Driving is an inherently dangerous activity. In 2019, over 4,000 people were killed in accidents involving large trucks. AI driving promises to be safer on average, as artificial drivers will never get tired or distracted, but it’s only a matter of time before an autonomous semi is involved in an accident. While the Texas roads that these trucks are being tested on are very straight, boring, and uneventful, it’s not impossible for that first accident to happen before the end of the year. When that happens, the victims will need an experienced Houston semi accident attorney to navigate the new legal waters involved in getting appropriate compensation from the truck’s operators, designers, and programmers.

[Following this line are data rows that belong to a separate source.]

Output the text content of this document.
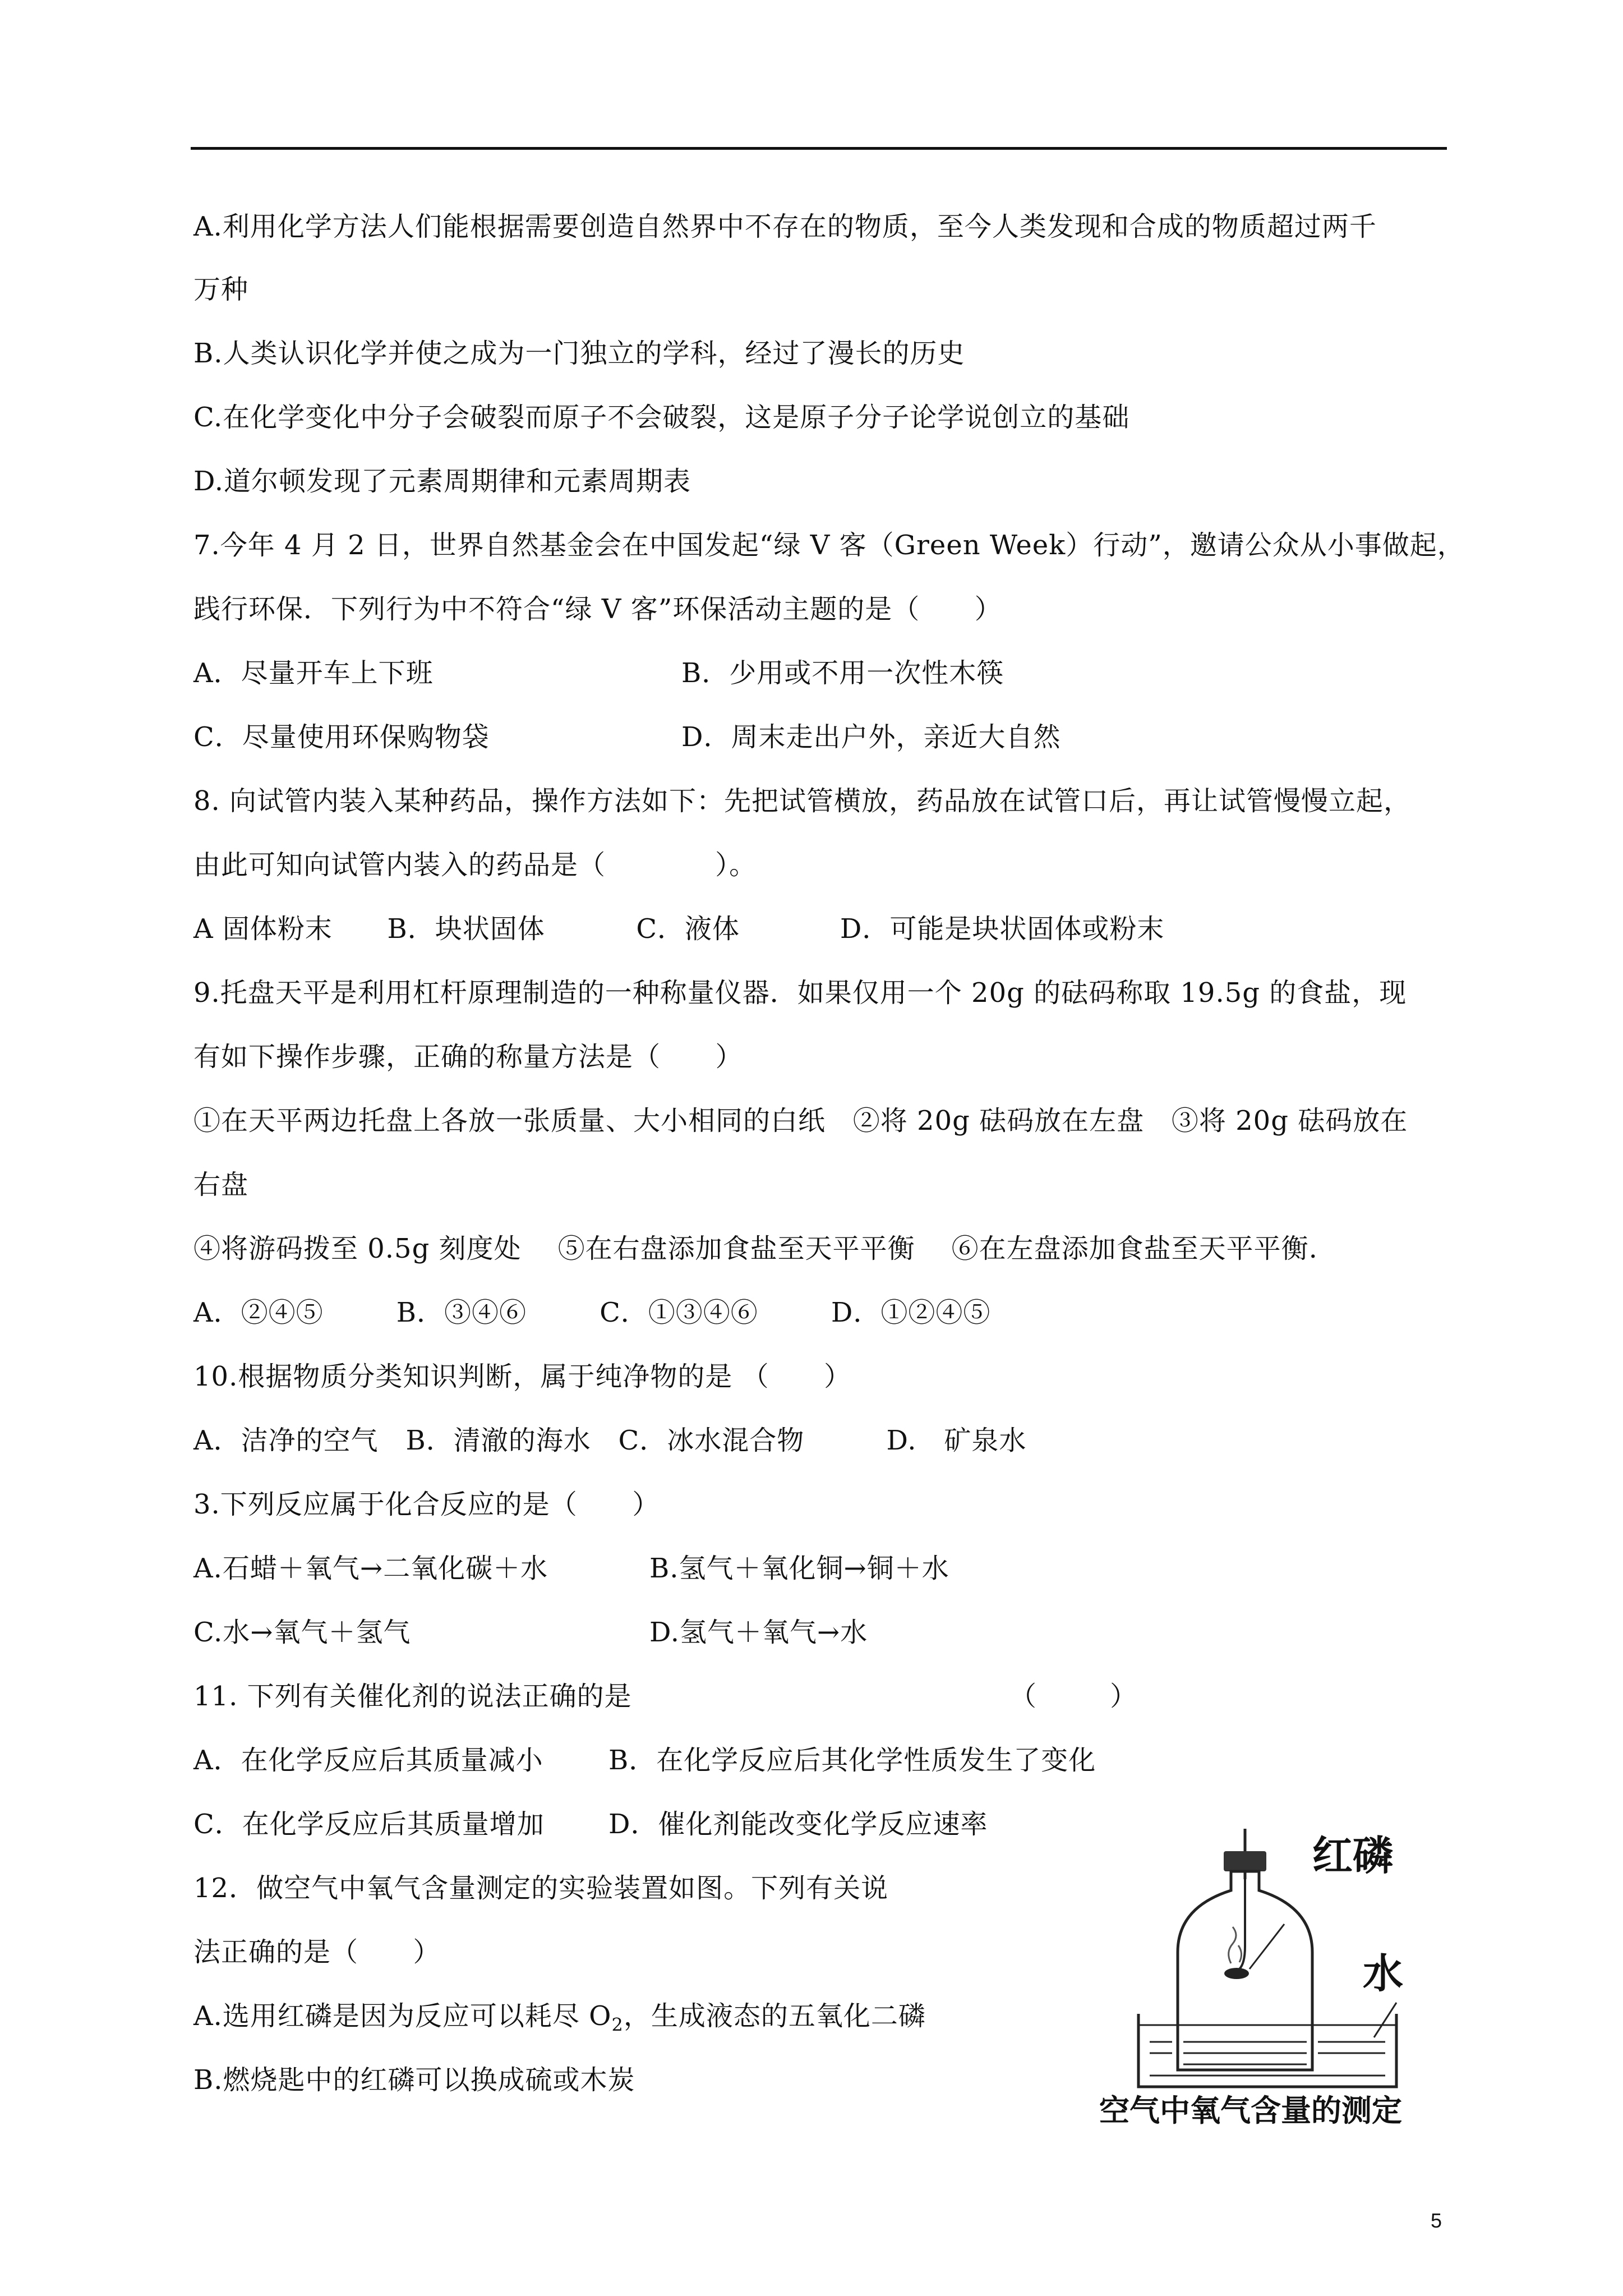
A.利用化学方法人们能根据需要创造自然界中不存在的物质，至今人类发现和合成的物质超过两千
万种
B.人类认识化学并使之成为一门独立的学科，经过了漫长的历史
C.在化学变化中分子会破裂而原子不会破裂，这是原子分子论学说创立的基础
D.道尔顿发现了元素周期律和元素周期表
7.今年 4 月 2 日，世界自然基金会在中国发起“绿 V 客（Green Week）行动”，邀请公众从小事做起，
践行环保．下列行为中不符合“绿 V 客”环保活动主题的是（      ）
A．尽量开车上下班	B．少用或不用一次性木筷
C．尽量使用环保购物袋	D．周末走出户外，亲近大自然
8. 向试管内装入某种药品，操作方法如下：先把试管横放，药品放在试管口后，再让试管慢慢立起，
由此可知向试管内装入的药品是（            ）。
A 固体粉末      B．块状固体          C．液体           D．可能是块状固体或粉末
9.托盘天平是利用杠杆原理制造的一种称量仪器．如果仅用一个 20g 的砝码称取 19.5g 的食盐，现
有如下操作步骤，正确的称量方法是（      ）
①在天平两边托盘上各放一张质量、大小相同的白纸   ②将 20g 砝码放在左盘   ③将 20g 砝码放在
右盘
④将游码拨至 0.5g 刻度处    ⑤在右盘添加食盐至天平平衡    ⑥在左盘添加食盐至天平平衡.
A．②④⑤        B．③④⑥        C．①③④⑥        D．①②④⑤
10.根据物质分类知识判断，属于纯净物的是 （      ）
A．洁净的空气   B．清澈的海水   C．冰水混合物         D.   矿泉水
3.下列反应属于化合反应的是（      ）
A.石蜡＋氧气→二氧化碳＋水	B.氢气＋氧化铜→铜＋水
C.水→氧气＋氢气	D.氢气＋氧气→水
11. 下列有关催化剂的说法正确的是	（        ）
A．在化学反应后其质量减小 B．在化学反应后其化学性质发生了变化
C．在化学反应后其质量增加 D．催化剂能改变化学反应速率
12．做空气中氧气含量测定的实验装置如图。下列有关说
法正确的是（      ）
A.选用红磷是因为反应可以耗尽 $O_2$，生成液态的五氧化二磷
B.燃烧匙中的红磷可以换成硫或木炭
红磷
水
空气中氧气含量的测定
5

Part of the reason that Texas has served as a hotbed for testing is the state’s predictable, warm weather. As of now, AI systems struggle to deal with bad weather, meaning that routes in northern states will likely be driven by humans for a few more years. Additionally, not all routes are as simple as the long stretches of Texas highway between El Paso and Fort Worth. While companies like TuSimple and Aurora promise tech that automates a full route from start to finish, it’s likely that we’ll see systems that automate the middle section of a route much sooner. The truckers of 2023 might be expected to only drive on surface streets near their routes beginning and end, with the AI handling the freeway driving in between.
A Changing Future
Autonomous semi trucks promise to increase the reliability and efficiency of freight over the coming years. As of now, a few routes in southern states are the focus of intense testing and pilot programs from a number of companies, including Alphabet, Aurora, TuSimple, and Kodiak Robotics. As AI trucking expands beyond these few routes, up to 500,000 operator jobs might be replaced by robot driving systems. This change will be far from instant. In addition to a complex web of state laws governing self-driving vehicles, AI trucks must navigate complex moral problems, avoid accidents on roads with distracted human drivers, and struggle with complex surface streets and bad weather.
There’s no simple, fast solution to all of these problems. Instead, we’ll have to wait patiently as technology improves and work with partial solutions like partially autonomous trucks that only work on a few specific routes in good weather. AI trucking is definitely here to stay, but it’s not clear what final form this emerging technology will take.